Некоторое время царила бездонная тишина.
Потом Энно Клуге вдруг поежился и сказал:
— Но в воду я не полезу…
— Нет-нет, — добродушно отозвался комиссар. — И не надо, Клуге. Видите ли, я принес вам кое-что другое, гляньте, хорошенький пистолетик. Приставьте его ко лбу, не бойтесь, я придержу вам руку, чтоб не дрожала, а потом вы немножко согнете палец… Боли вы не почувствуете, просто все мучения и преследования вдруг закончатся, и вы наконец обретете мир и покой…
— И свободу, — задумчиво обронил Энно Клуге. — Вот так же, господин комиссар, вы тогда уговорили меня подписать протокол, тогда вы тоже посулили мне свободу. На сей-то раз это правда? Как думаешь?
— Ну разумеется, Клуге. Это единственная подлинная свобода, доступная нам, людям. Тогда я не смогу снова поймать тебя, снова пугать и мучить. Никто не сможет. Ты посмеешься над всеми нами…
— А что дальше, за покоем и свободой? Там что-то еще будет, а? Как по-твоему?
— По-моему, вряд ли будет что-то еще, ни тебе суда, ни преисподней. Только покой и свобода.
— Зачем же я тогда жил? Зачем столько всего тут вытерпел? Я же ничего не делал, никого в жизни не радовал, никого по-настоящему не любил.
— Н-да, большим героем ты не был, Клуге. И никакой пользы, пожалуй, не принес. Но зачем сейчас об этом думать? Сейчас в любом случае слишком поздно, сделаешь ли ты так, как я предлагаю, или пойдешь со мной в гестапо. Говорю тебе, Клуге, уже через полчаса ты на коленях станешь вымаливать пулю. Но все будет продолжаться долгие часы, пока они не замучают тебя до смерти…
— Нет-нет, — сказал Энно Клуге. — К ним я не пойду. Давай пистолет… я правильно его держу?
— Да…
— И куда его приставить? К виску?
— Да…
— А теперь положить палец сюда, на спусковой крючок. Осторожненько, пока что я не хочу… Хочу еще немного с тобой поговорить…

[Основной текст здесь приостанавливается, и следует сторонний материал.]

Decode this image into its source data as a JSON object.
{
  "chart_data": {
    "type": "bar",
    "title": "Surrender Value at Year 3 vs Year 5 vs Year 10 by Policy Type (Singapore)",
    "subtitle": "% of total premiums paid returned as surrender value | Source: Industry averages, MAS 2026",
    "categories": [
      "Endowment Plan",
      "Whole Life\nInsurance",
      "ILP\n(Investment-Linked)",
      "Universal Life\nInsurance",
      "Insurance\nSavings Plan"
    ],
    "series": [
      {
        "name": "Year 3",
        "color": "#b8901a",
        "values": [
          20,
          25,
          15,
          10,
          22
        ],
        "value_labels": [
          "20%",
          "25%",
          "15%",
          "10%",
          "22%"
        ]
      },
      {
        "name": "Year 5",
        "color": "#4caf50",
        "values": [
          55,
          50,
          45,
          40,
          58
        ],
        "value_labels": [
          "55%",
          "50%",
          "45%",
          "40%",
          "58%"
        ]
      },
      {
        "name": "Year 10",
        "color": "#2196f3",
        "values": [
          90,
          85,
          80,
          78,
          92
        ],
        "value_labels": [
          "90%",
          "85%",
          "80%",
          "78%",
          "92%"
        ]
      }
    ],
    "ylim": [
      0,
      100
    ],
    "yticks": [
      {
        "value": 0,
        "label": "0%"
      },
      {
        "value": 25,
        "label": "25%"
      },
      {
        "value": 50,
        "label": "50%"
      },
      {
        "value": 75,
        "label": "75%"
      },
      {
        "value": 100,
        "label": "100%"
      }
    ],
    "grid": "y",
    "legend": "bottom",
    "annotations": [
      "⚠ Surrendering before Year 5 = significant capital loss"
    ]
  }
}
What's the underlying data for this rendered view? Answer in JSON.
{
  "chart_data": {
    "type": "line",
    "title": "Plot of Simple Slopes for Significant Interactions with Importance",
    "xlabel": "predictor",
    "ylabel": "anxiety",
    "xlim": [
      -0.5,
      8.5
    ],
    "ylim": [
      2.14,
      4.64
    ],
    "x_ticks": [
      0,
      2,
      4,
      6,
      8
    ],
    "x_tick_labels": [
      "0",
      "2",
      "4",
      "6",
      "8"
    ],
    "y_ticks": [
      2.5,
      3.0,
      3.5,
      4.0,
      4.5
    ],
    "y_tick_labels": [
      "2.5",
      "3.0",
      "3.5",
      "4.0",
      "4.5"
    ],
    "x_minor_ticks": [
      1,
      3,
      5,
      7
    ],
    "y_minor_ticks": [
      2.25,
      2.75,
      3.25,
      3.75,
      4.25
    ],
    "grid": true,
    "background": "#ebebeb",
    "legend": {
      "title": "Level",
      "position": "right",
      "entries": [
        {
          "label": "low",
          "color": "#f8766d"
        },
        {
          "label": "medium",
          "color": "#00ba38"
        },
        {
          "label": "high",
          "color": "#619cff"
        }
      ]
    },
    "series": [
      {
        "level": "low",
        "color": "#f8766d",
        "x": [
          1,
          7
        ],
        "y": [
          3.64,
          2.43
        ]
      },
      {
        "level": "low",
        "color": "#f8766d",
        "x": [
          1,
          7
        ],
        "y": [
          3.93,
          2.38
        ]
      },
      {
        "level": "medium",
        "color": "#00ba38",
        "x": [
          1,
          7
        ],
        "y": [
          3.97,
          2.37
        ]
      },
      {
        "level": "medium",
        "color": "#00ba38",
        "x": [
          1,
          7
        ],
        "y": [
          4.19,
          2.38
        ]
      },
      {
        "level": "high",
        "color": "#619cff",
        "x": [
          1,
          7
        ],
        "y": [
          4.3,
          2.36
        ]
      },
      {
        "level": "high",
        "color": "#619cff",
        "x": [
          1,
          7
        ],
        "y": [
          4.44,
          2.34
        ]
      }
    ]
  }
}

— Да ты не бойся, пистолет на предохранителе…
— Знаешь, Эшерих, ты ведь последний человек, с которым я разговариваю… Дальше будет только покой, я никогда уже не смогу ни с кем поговорить.
Он вздрогнул.
— Когда я вот только что приставил пистолет к виску, от него повеяло ужасным холодом. Вот так же холодны покой и свобода, которые меня ожидают.
Он наклонился к комиссару и прошептал:
— Можешь обещать мне одну вещь, Эшерих?
— Да. А какую?
— Но тебе придется сдержать обещание!
— Сдержу, если сумею.
— Не сталкивай меня в воду, когда я умру, обещай. Я боюсь воды. Оставь меня здесь, на причале.
— Конечно. Обещаю.
— Отлично, поклянись, Эшерих.
— Клянусь!
— А не обманешь, Эшерих? Видишь ли, я паршивая мелкая сошка, такого что обмануть, что не обмануть — разница невелика. Но ты ведь не обманешь?